Jurnal #0005 Pencapaian
Dari dulu saya terbiasa dengan capaian-capaian kecil, hasil dari cita-cita dan usaha-usaha kecil yang tidak ambisius. Bahkan sempat ada kalanya ketika capaian saya hanya sekedar bisa makan tanpa berpikir cukup tidaknya uang sisa di dompet untuk membayarnya, untuk waktu yang lama.
Pencapaian adalah sesuatu yang didambakan, sebuah tujuan, titik akhir di mana kita ingin berada. Bahagia ketika diraih, kecewa ketika gagal dicapai. Karena kebiasaan tadi, membuat target yang kecil, maka saya jadi bingung ketika harus menentukan cita-cita yang besar. Seorang sahabat lama pernah berujar bahwa salah satu calon “penghambat” bagi saya di kemudian hari adalah karena tidak pernah cukup berani mendambakan sesuatu yang besar, dan hari ini saya merasa bahwa dia memang benar.
Belasan tahun kemudian sejak dia bilang begitu, capaian saya malah semakin sederhana. Setiap hari, keinginan terbesar saya hanya pulang ke rumah dan bercengkrama dengan anak dan istri.
Ngomong-ngomong, saya baru pulang liburan dari Jogja. Empat hari liburan di sana, menyenangkan sekali, Jogja seperti biasa adalah istimewa. Namun keistimewaan itu sebenarnya bisa saja saya dapatkan di mana saja. Kenapa? Karena yang membuat empat hari tadi istimewa adalah kebersamaan saya dengan Kinanti dan Ibunya. Saya lantas jadi punya keinginan untuk bisa menghabiskan waktu bersama kedua perempuan cantik ini.
Di hari kedua ketiga berada di Jogja, saya bertemu dengan seorang pengusaha gelato atau biasa disebut eskrim kalau di kita. Namanya Rudy, orang Prancis, dia bercerita tentang banyak hal. Perbedaan antara gelato di Italia dengan gelato di Prancis, kemudian tentang proses pembuatan pure, sampai dengan sumber buah stroberi yang dia ambil dari Lembang untuk bahan dasar gelato yang dijualnya. Orang yang ramah, sebuah obrolan yang menarik. Terutama ketika saya bertanya tentang kenapa hanya di Jogja.
Rudy menyampaikan bahwa Jogja dan tiga outletnya sudah cukup. “Umur saya sudah 65, dan ini semua terasa overwhelming” jawabnya.

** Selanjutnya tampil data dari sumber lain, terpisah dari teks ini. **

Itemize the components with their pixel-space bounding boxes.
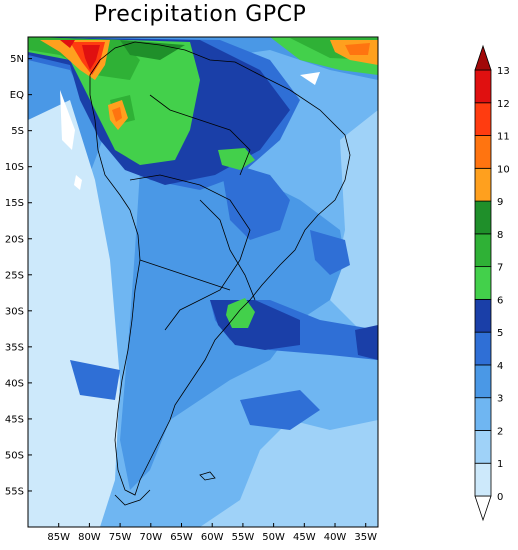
map-title: Precipitation GPCP [93,2,307,27]
latitude-ticks: 5N EQ 5S 10S 15S 20S 25S 30S 35S 40S 45S 50S 55S [5,54,32,497]
lat-label: 25S [5,270,24,281]
colorbar-box [474,331,492,366]
lat-label: 40S [5,378,24,389]
lon-label: 65W [170,532,193,543]
colorbar-box [474,135,492,169]
colorbar-level-label: 9 [497,197,503,208]
colorbar-level-label: 1 [497,459,503,470]
colorbar-level-label: 11 [497,132,510,143]
lat-label: 5N [10,54,24,65]
colorbar-level-label: 8 [497,230,503,241]
lon-label: 60W [201,532,224,543]
colorbar-level-label: 7 [497,263,503,274]
lon-label: 80W [78,532,101,543]
colorbar-box [474,430,492,464]
colorbar-box [474,69,492,104]
coastline [89,41,351,506]
colorbar-box [474,397,492,431]
colorbar-bottom-cap [474,495,492,522]
lat-label: EQ [10,90,24,101]
lat-label: 45S [5,414,24,425]
lon-label: 55W [232,532,255,543]
lat-label: 55S [5,486,24,497]
colorbar-level-label: 2 [497,426,503,437]
colorbar-box [474,298,492,333]
colorbar-level-label: 4 [497,361,503,372]
colorbar-level-label: 10 [497,164,510,175]
colorbar-level-label: 5 [497,328,503,339]
lat-label: 30S [5,306,24,317]
colorbar-level-label: 0 [497,492,503,503]
map-frame [27,36,379,528]
lon-label: 40W [324,532,347,543]
colorbar-level-label: 3 [497,394,503,405]
lon-label: 75W [109,532,132,543]
colorbar-level-label: 12 [497,99,510,110]
colorbar-box [474,364,492,399]
lon-label: 45W [293,532,316,543]
colorbar-top-cap [474,44,492,71]
colorbar-boxes [474,44,492,522]
lat-label: 35S [5,342,24,353]
colorbar-box [474,200,492,235]
lat-label: 15S [5,198,24,209]
lat-label: 50S [5,450,24,461]
longitude-ticks: 85W 80W 75W 70W 65W 60W 55W 50W 45W 40W 35W [47,523,377,543]
lon-label: 50W [262,532,285,543]
colorbar-level-label: 13 [497,66,510,77]
colorbar-box [474,462,492,497]
lon-label: 35W [354,532,377,543]
lat-label: 20S [5,234,24,245]
lon-label: 70W [139,532,162,543]
lat-label: 10S [5,162,24,173]
lat-label: 5S [11,126,24,137]
colorbar-box [474,102,492,136]
precip-field [28,37,378,527]
colorbar-level-label: 6 [497,295,503,306]
colorbar-box [474,266,492,300]
lon-label: 85W [47,532,70,543]
colorbar-box [474,233,492,268]
colorbar-box [474,167,492,202]
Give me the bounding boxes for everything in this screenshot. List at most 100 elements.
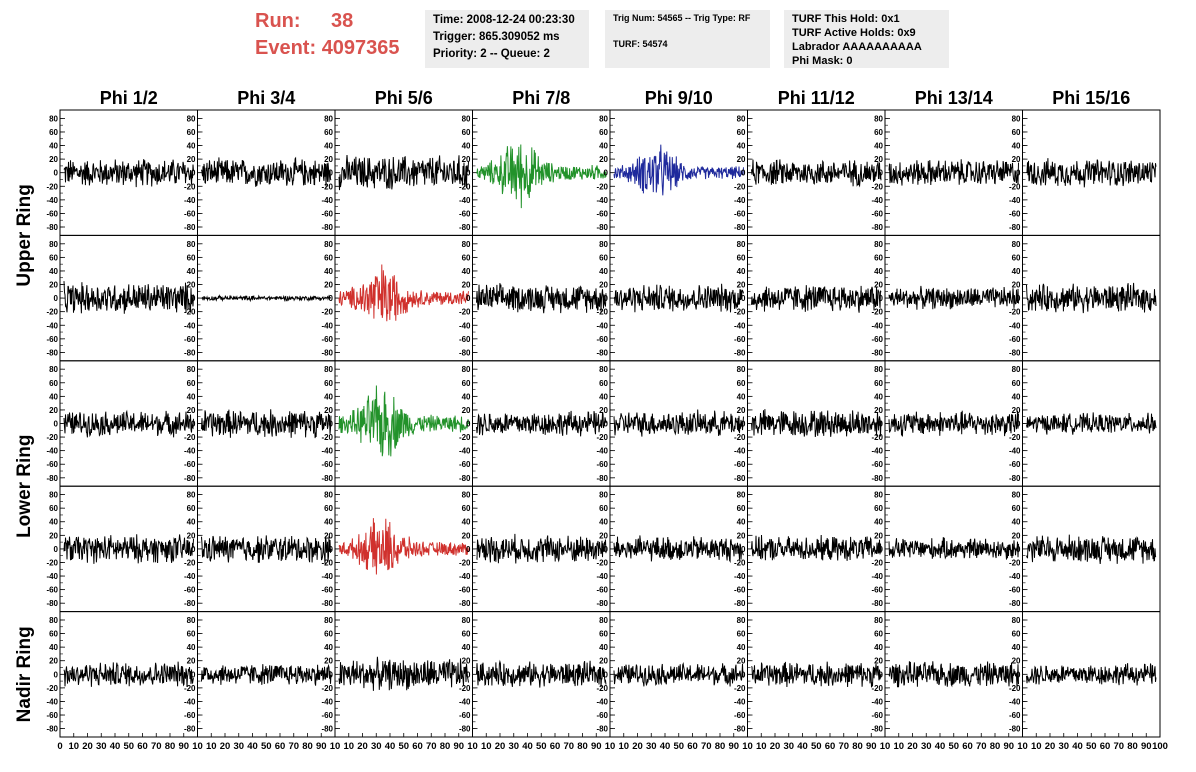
y-tick-label: 80	[1012, 240, 1021, 249]
y-tick-label: 20	[462, 406, 471, 415]
x-tick-label: 10	[330, 741, 341, 752]
y-tick-label: 0	[191, 420, 196, 429]
x-tick-label: 10	[467, 741, 478, 752]
y-tick-label: 40	[187, 643, 196, 652]
x-tick-label: 60	[550, 741, 561, 752]
y-tick-label: 80	[187, 616, 196, 625]
y-tick-label: 80	[1012, 491, 1021, 500]
x-tick-label: 60	[412, 741, 423, 752]
y-tick-label: 60	[49, 630, 58, 639]
y-tick-label: -20	[596, 558, 608, 567]
y-tick-label: 60	[324, 630, 333, 639]
column-header-4: Phi 7/8	[512, 88, 570, 108]
y-tick-label: 60	[737, 128, 746, 137]
y-tick-label: 20	[599, 155, 608, 164]
y-tick-label: 60	[324, 379, 333, 388]
y-tick-label: 40	[737, 142, 746, 151]
y-tick-label: -60	[184, 711, 196, 720]
y-tick-label: 20	[737, 406, 746, 415]
y-tick-label: -60	[871, 711, 883, 720]
y-tick-label: -60	[1009, 711, 1021, 720]
column-header-7: Phi 13/14	[915, 88, 993, 108]
waveform-trace	[201, 409, 332, 439]
y-tick-label: 80	[1012, 114, 1021, 123]
y-tick-label: 40	[599, 518, 608, 527]
y-tick-label: -20	[321, 684, 333, 693]
y-tick-label: 60	[1012, 379, 1021, 388]
x-tick-label: 70	[288, 741, 299, 752]
y-tick-label: 40	[324, 267, 333, 276]
y-tick-label: 80	[49, 491, 58, 500]
y-tick-label: 0	[1016, 294, 1021, 303]
y-tick-label: -40	[734, 196, 746, 205]
y-tick-label: -40	[734, 572, 746, 581]
x-tick-label: 50	[811, 741, 822, 752]
y-tick-label: -80	[46, 223, 58, 232]
y-tick-label: 20	[49, 406, 58, 415]
x-tick-label: 80	[302, 741, 313, 752]
y-tick-label: 0	[741, 420, 746, 429]
x-tick-label: 30	[783, 741, 794, 752]
turf-info-box: TURF This Hold: 0x1 TURF Active Holds: 0…	[784, 10, 949, 68]
y-tick-label: 80	[874, 616, 883, 625]
y-tick-label: -80	[1009, 474, 1021, 483]
y-tick-label: -20	[596, 182, 608, 191]
y-tick-label: -20	[596, 433, 608, 442]
y-tick-label: 60	[324, 128, 333, 137]
y-tick-label: -60	[321, 460, 333, 469]
y-tick-label: -80	[321, 599, 333, 608]
y-tick-label: -60	[1009, 460, 1021, 469]
y-tick-label: 80	[599, 114, 608, 123]
waveform-trace	[1026, 663, 1157, 686]
y-tick-label: 60	[324, 253, 333, 262]
y-tick-label: -20	[734, 308, 746, 317]
x-tick-label: 40	[1072, 741, 1083, 752]
waveform-trace	[613, 144, 744, 196]
y-tick-label: 40	[187, 392, 196, 401]
y-tick-label: 40	[462, 142, 471, 151]
y-tick-label: 20	[324, 406, 333, 415]
y-tick-label: -20	[46, 684, 58, 693]
y-tick-label: 60	[187, 630, 196, 639]
y-tick-label: -60	[459, 460, 471, 469]
y-tick-label: -40	[459, 697, 471, 706]
y-tick-label: -80	[184, 223, 196, 232]
trig-num-text: Trig Num: 54565 -- Trig Type: RF	[613, 13, 751, 23]
y-tick-label: 60	[462, 504, 471, 513]
y-tick-label: 80	[874, 114, 883, 123]
y-tick-label: -80	[1009, 725, 1021, 734]
y-tick-label: 60	[462, 630, 471, 639]
x-tick-label: 30	[1058, 741, 1069, 752]
x-tick-label: 10	[192, 741, 203, 752]
y-tick-label: -20	[1009, 182, 1021, 191]
x-tick-label: 40	[522, 741, 533, 752]
y-tick-label: -20	[184, 433, 196, 442]
waveform-trace	[201, 663, 332, 686]
y-tick-label: 0	[191, 545, 196, 554]
y-tick-label: 80	[187, 114, 196, 123]
y-tick-label: 80	[462, 365, 471, 374]
y-tick-label: -60	[734, 335, 746, 344]
x-tick-label: 0	[57, 741, 62, 752]
trigger-text: Trigger: 865.309052 ms	[433, 31, 560, 43]
y-tick-label: 20	[462, 155, 471, 164]
y-tick-label: 60	[1012, 630, 1021, 639]
y-tick-label: 20	[599, 281, 608, 290]
y-tick-label: 40	[1012, 392, 1021, 401]
y-tick-label: -20	[184, 308, 196, 317]
y-tick-label: 20	[462, 657, 471, 666]
x-tick-label: 30	[233, 741, 244, 752]
y-tick-label: 60	[462, 128, 471, 137]
y-tick-label: -40	[321, 196, 333, 205]
x-tick-label: 10	[206, 741, 217, 752]
y-tick-label: 0	[879, 169, 884, 178]
waveform-trace	[1026, 534, 1157, 565]
y-tick-label: 20	[49, 281, 58, 290]
y-tick-label: 0	[604, 420, 609, 429]
waveform-trace	[751, 409, 882, 438]
y-tick-label: 80	[49, 240, 58, 249]
y-tick-label: -60	[46, 209, 58, 218]
y-tick-label: -40	[46, 321, 58, 330]
x-tick-label: 80	[577, 741, 588, 752]
waveform-trace	[63, 409, 194, 438]
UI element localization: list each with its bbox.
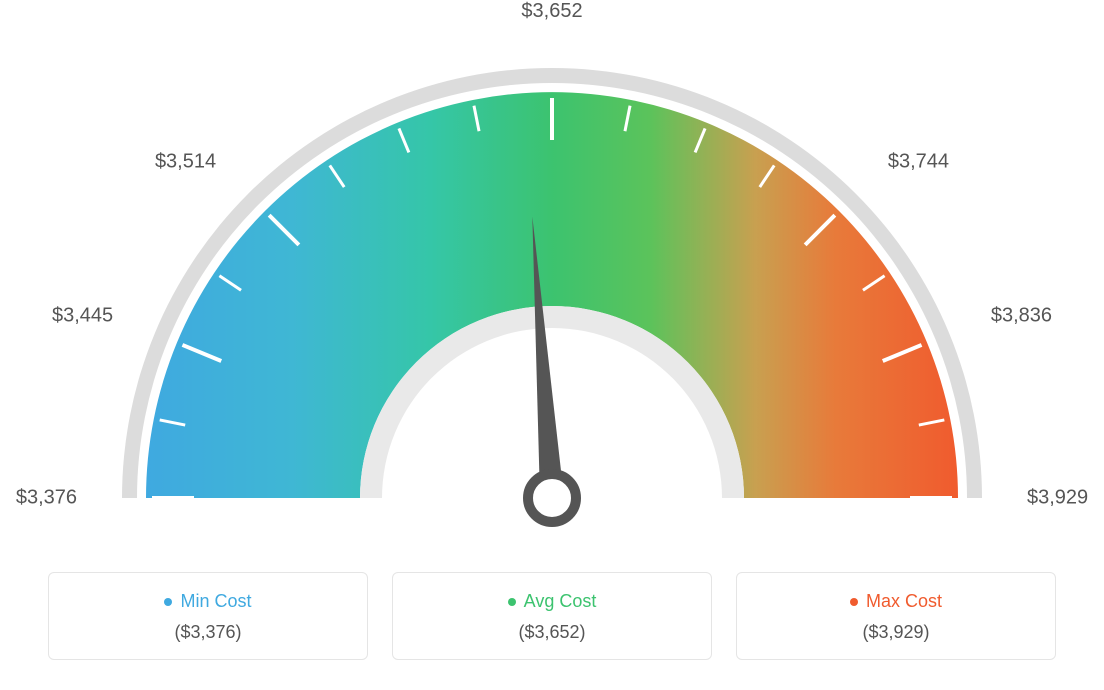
min-dot-icon bbox=[164, 598, 172, 606]
max-dot-icon bbox=[850, 598, 858, 606]
max-cost-label: Max Cost bbox=[866, 591, 942, 612]
summary-cards-row: Min Cost ($3,376) Avg Cost ($3,652) Max … bbox=[48, 572, 1056, 660]
gauge-svg bbox=[0, 0, 1104, 540]
gauge-chart-container: $3,376 $3,445 $3,514 $3,652 $3,744 $3,836 $3,9… bbox=[0, 0, 1104, 690]
gauge-tick-label: $3,514 bbox=[155, 151, 216, 174]
avg-cost-label: Avg Cost bbox=[524, 591, 597, 612]
avg-cost-value: ($3,652) bbox=[413, 622, 691, 643]
gauge-tick-label: $3,836 bbox=[991, 305, 1052, 328]
avg-cost-label-row: Avg Cost bbox=[413, 591, 691, 612]
min-cost-label-row: Min Cost bbox=[69, 591, 347, 612]
gauge-tick-label: $3,445 bbox=[52, 305, 113, 328]
max-cost-label-row: Max Cost bbox=[757, 591, 1035, 612]
gauge-tick-label: $3,376 bbox=[16, 487, 77, 510]
gauge-area: $3,376 $3,445 $3,514 $3,652 $3,744 $3,836 $3,9… bbox=[0, 0, 1104, 540]
avg-dot-icon bbox=[508, 598, 516, 606]
gauge-needle-hub bbox=[528, 474, 576, 522]
max-cost-card: Max Cost ($3,929) bbox=[736, 572, 1056, 660]
gauge-tick-label: $3,652 bbox=[521, 0, 582, 23]
min-cost-card: Min Cost ($3,376) bbox=[48, 572, 368, 660]
gauge-tick-label: $3,929 bbox=[1027, 487, 1088, 510]
min-cost-label: Min Cost bbox=[180, 591, 251, 612]
max-cost-value: ($3,929) bbox=[757, 622, 1035, 643]
min-cost-value: ($3,376) bbox=[69, 622, 347, 643]
avg-cost-card: Avg Cost ($3,652) bbox=[392, 572, 712, 660]
gauge-tick-label: $3,744 bbox=[888, 151, 949, 174]
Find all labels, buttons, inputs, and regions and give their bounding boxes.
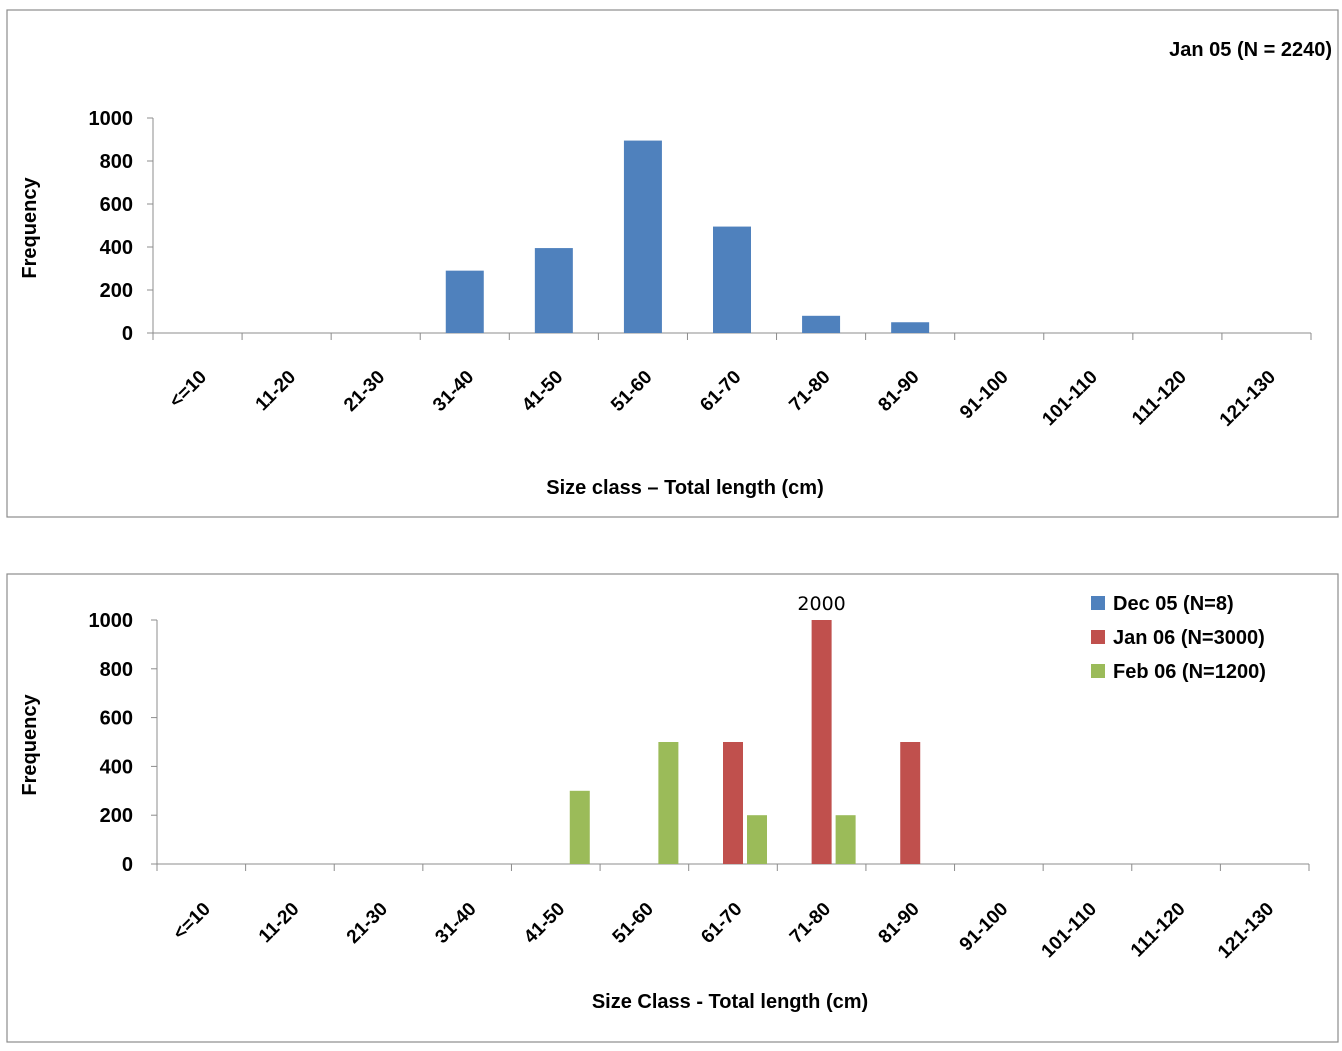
bar-series-31-40 xyxy=(445,270,484,333)
legend: Dec 05 (N=8) Jan 06 (N=3000) Feb 06 (N=120… xyxy=(1091,593,1266,683)
y-axis-label: Frequency xyxy=(19,694,41,796)
y-tick-label: 0 xyxy=(122,854,133,876)
legend-label: Jan 06 (N=3000) xyxy=(1113,627,1265,649)
legend-swatch xyxy=(1091,664,1105,678)
y-tick-label: 200 xyxy=(100,280,133,302)
y-tick-label: 400 xyxy=(100,237,133,259)
x-axis-label: Size Class - Total length (cm) xyxy=(592,991,868,1013)
y-tick-label: 600 xyxy=(100,708,133,730)
bar-series-61-70 xyxy=(713,226,751,333)
y-tick-label: 800 xyxy=(100,151,133,173)
y-tick-label: 800 xyxy=(100,659,133,681)
bar-series-41-50 xyxy=(534,248,573,333)
y-tick-label: 1000 xyxy=(89,108,134,130)
bar-feb-06-51-60 xyxy=(658,742,679,864)
legend-swatch xyxy=(1091,630,1105,644)
legend-label: Feb 06 (N=1200) xyxy=(1113,661,1266,683)
y-tick-label: 200 xyxy=(100,805,133,827)
bar-jan-06-81-90 xyxy=(900,742,921,864)
bar-feb-06-71-80 xyxy=(835,815,856,864)
bar-feb-06-61-70 xyxy=(747,815,767,864)
x-axis-label: Size class – Total length (cm) xyxy=(546,477,823,499)
bar-series-81-90 xyxy=(891,322,930,333)
chart-title: Jan 05 (N = 2240) xyxy=(1169,39,1332,61)
bar-jan-06-61-70 xyxy=(723,742,743,864)
y-tick-label: 1000 xyxy=(89,610,134,632)
data-label: 2000 xyxy=(797,593,845,615)
y-tick-label: 400 xyxy=(100,756,133,778)
chart-frame xyxy=(6,9,1339,518)
y-axis-label: Frequency xyxy=(19,177,41,279)
y-tick-label: 600 xyxy=(100,194,133,216)
legend-label: Dec 05 (N=8) xyxy=(1113,593,1234,615)
bar-jan-06-71-80 xyxy=(811,620,832,864)
y-tick-label: 0 xyxy=(122,323,133,345)
legend-swatch xyxy=(1091,596,1105,610)
bar-feb-06-41-50 xyxy=(569,790,590,864)
bar-series-51-60 xyxy=(623,140,662,333)
bar-series-71-80 xyxy=(802,315,841,333)
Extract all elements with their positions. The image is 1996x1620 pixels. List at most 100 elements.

Ketika mendengar jawaban itu, hati kecil saya menyayangkan. Padahal sangat mungkin dengan capaian dia saat ini untuk memperbesar lagi usahanya, saya rasa begitu.
Dan perasaan itulah yang mengingatkan saya akan dua hal: saya masih punya ambisi ternyata (buktinya ketika mendengar jawaban Rudy saya sedikit kecewa) dan betapa menggiurkannya bisa mengatakan cukup dengan apa yang kita capai di umur 65 tahun (percayalah, hampir setiap hari saya bertemu orang yang masih penuh ambisi di usia yang hampir sama atau bahkan melebihi Rudy).
Sepulangnya dari kedai gelato tadi, kami melanjutkan perjalanan untuk makan sate klathak kemudian disusul dengan jalan-jalan ke Alun-alun Kidul. Karena langit sudah mulai gelap, maka saya ajak Kinanti dan Ibunya untuk menaiki odong-odong, sebuah tunggangan yang dimodifikasi sedemikian rupa sehingga bisa dikayuh 4 orang dan berbentuk seperti mobil. Saya kembali ke pencapaian-pencapaian kecil saya yang tidak sampai hari berakhirpun sudah terpenuhi. Melihat Kinanti dan Ami yang tertawa bahagia saat menaiki odong-odong tadi cukup membuat saya bahagia. Kebahagiaan yang sulit saya gambarkan dengan kata-kata.
Tapi kata-kata Rudy tentang “cukup”-nya dia dengan apa yang dia miliki sekarang terus terngiang-ngiang di telinga, saya sepertinya harus mulai menjalankan rencana-rencana yang pernah terlintas di kepala namun tidak pernah dimulai karena terlalu cepat merasa cukup.